Introduction
A High Court judgment on 16 June 2023 in the Virgin Media v NTL Pension Trustees case had left many involved in administering previously contracted-out defined benefit schemes concerned that historic deeds (between 1997 and 2016) might now be considered void.
An appeal was heard at the end of last month and the judgment has now been handed down, dismissing the appeal and upholding the original ruling. Whilst there is still hope that the DWP might be able to offer some assistance, all affected schemes should now be actively considering their position.
Background
From 6 April 1997, schemes contracted-out on a defined benefit basis had to provide a minimum standard of benefits in return for paying reduced National Insurance contributions. In particular, they had to satisfy the ‘Reference Scheme Test’ (RST).
Section 37 of the Pension Scheme Act 1993 then required that the rules of such schemes relating to contracted out benefits could not be altered unless the Trustees had informed the Scheme Actuary in writing of the proposed alteration and the actuary had confirmed in writing that the scheme would continue to satisfy the RST.
The original case revolved around a deed executed in 1999 reducing the rate of revaluation. Confirmation from the Scheme Actuary could not be located and if the deed were deemed invalid, then this would increase the liabilities of the Plan by £10m.
The Judge ruled on three questions, as follows:
- Amendments made between 1997 and 2013* would be invalid if they did not have written actuarial confirmation. (* Despite a slight change in regulations, we expect this continues to 2016.)
- Past and future service rights would be affected.
- All alterations, whether adverse or positive, would be void.
As a result of these conclusions, the Plan would need to meet the additional £10m of liabilities.
The appeal challenged the second of these points but was ultimately unsuccessful with the resounding summary verdict quoted below.
“I think Bacon J [the original judge] came to the right conclusion in her impressive judgment and would dismiss the appeal.”
Lord Justice Nugee
What next?
Time to start reviewing deeds – Many have been awaiting the results of the appeal before taking any action, in the hope that the issue might resolve itself through successful legal appeal or DWP intervention. The appeal has however resoundingly endorsed the initial ruling and there seems little alternative than for affected schemes to at least now take the first step and start reviewing their historic deeds. This will look for evidence of the trustees and their legal advisers having obtained the necessary written actuarial confirmation where relevant.
Some deeds will have actuarial confirmation attached and some (such as those simply changing trustees) will not be in scope. However, a number are likely to fall into grey areas where there is some evidence the position was thought about but written actuarial confirmation cannot be located. New legal advice is likely to be needed to determine a way forward if there is any doubt whether a deed was legally enacted.
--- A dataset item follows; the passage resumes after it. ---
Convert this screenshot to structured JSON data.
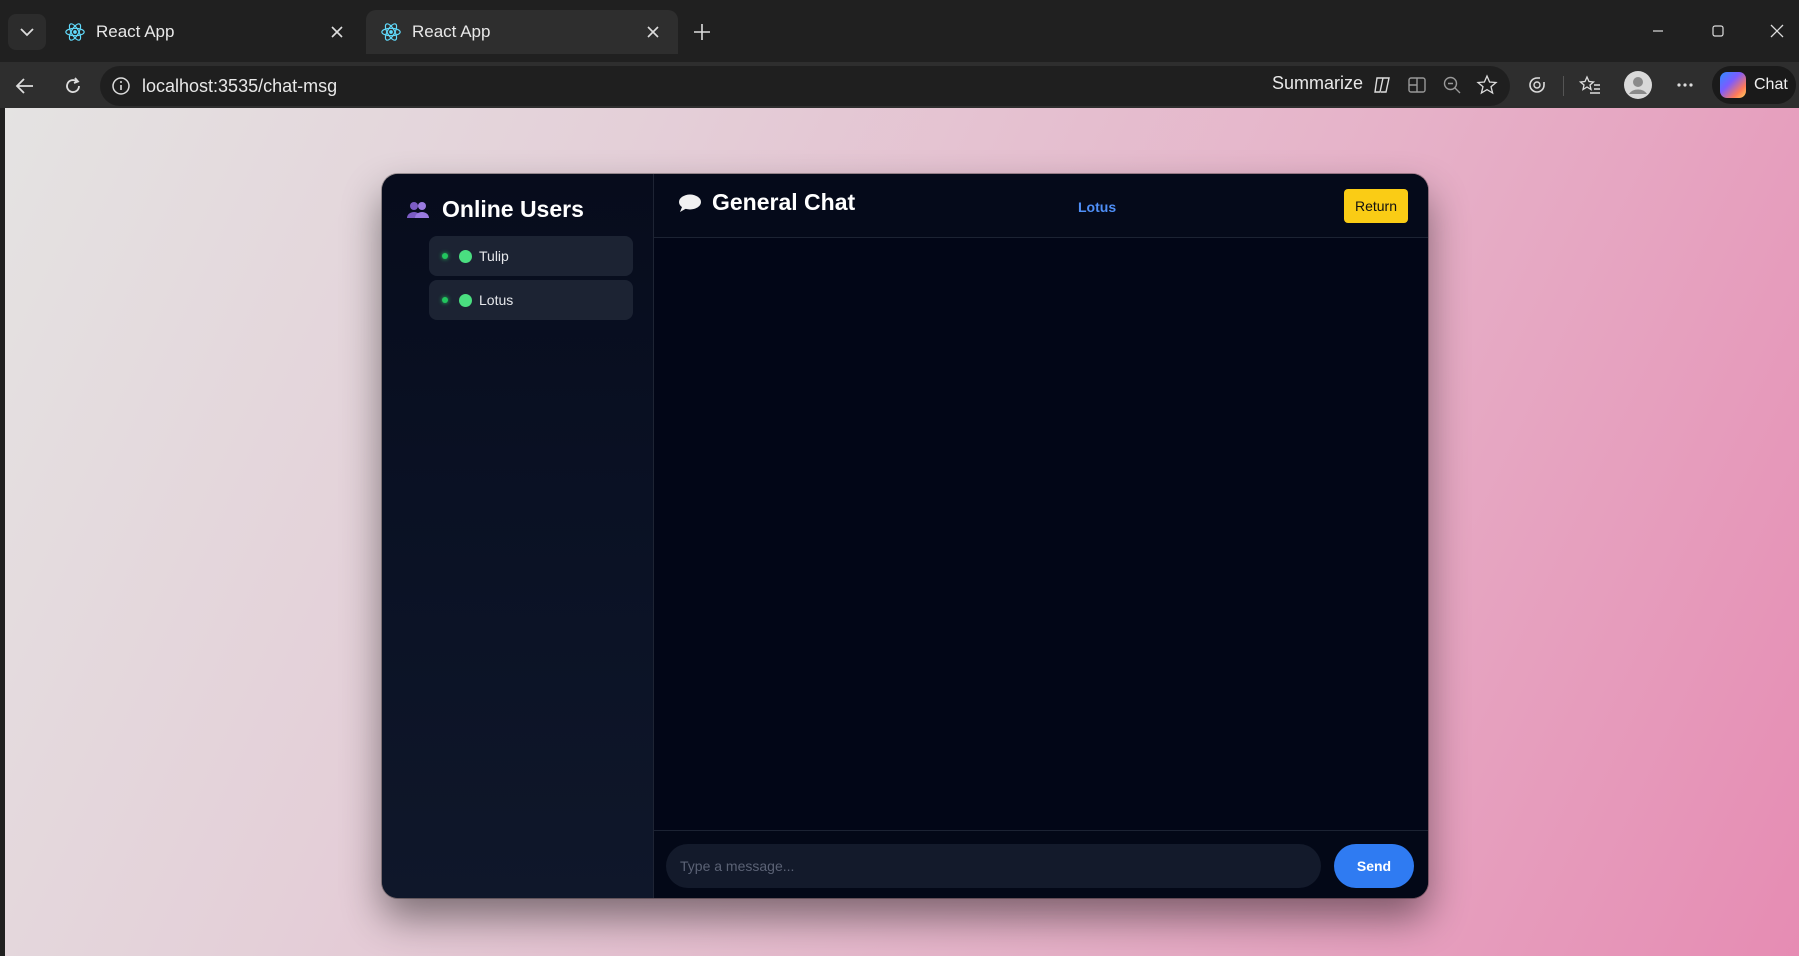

Will the DWP help? – As noted above, one option that has been mooted is that the DWP could provide some sort of solution e.g. by providing retrospective legislation that allows the current Scheme Actuary to certify an otherwise potentially invalid deed. We expect further lobbying on this point now the appeal has been unsuccessful, not least because the PPF will need to understand what benefits should be paid to members. However, the likelihood, exact scope or timing of any such a solution is unclear.
Broadstone view
The upholding of the original ruling is likely to cause headaches for sponsors and trustees of large numbers of schemes. Many amendments will not have evidence of the actuarial confirmation attached, even if all the correct steps were taken at the time. Reviewing archive materials from up to 27 years ago will not be appealing.
It is frustrating that time and money that could be spent more productively will now need to be diverted to evidencing or justifying historic decisions that all of the parties involved (sponsors, trustees and members alike) were entirely comfortable with and have been happily operating for decades.
Whilst we hope that the DWP might provide a solution, there are no guarantees on how long it might take or whether it will fully address the problem. It seems unlikely this would be a blanket instruction that this issue can be ignored so schemes will at least need to determine which deeds need additional consideration. Although some amendments would be very clear to retrospectively sign off, others may have relied on the specific membership of the scheme at the time or nature of individual member earnings.
In the large majority of cases, we expect trustees will have taken legal advice in implementing the original documents and followed the recommended process in doing so to ensure the amendments were valid. However, the residual audit trail may be patchy. Pragmatic legal advice based on the available evidence may provide reassurance in some cases and avoid the need for unexpected and unwelcome rectification exercises, but even the process of getting to that point will take time and incur cost.
For schemes trying to buy out, this adds another critical step in the path and may delay some transactions. For others, still wrestling with trying to address GMP equalisation, it appears this will unfortunately be a further project to work through looking back at historic contracted-out benefits.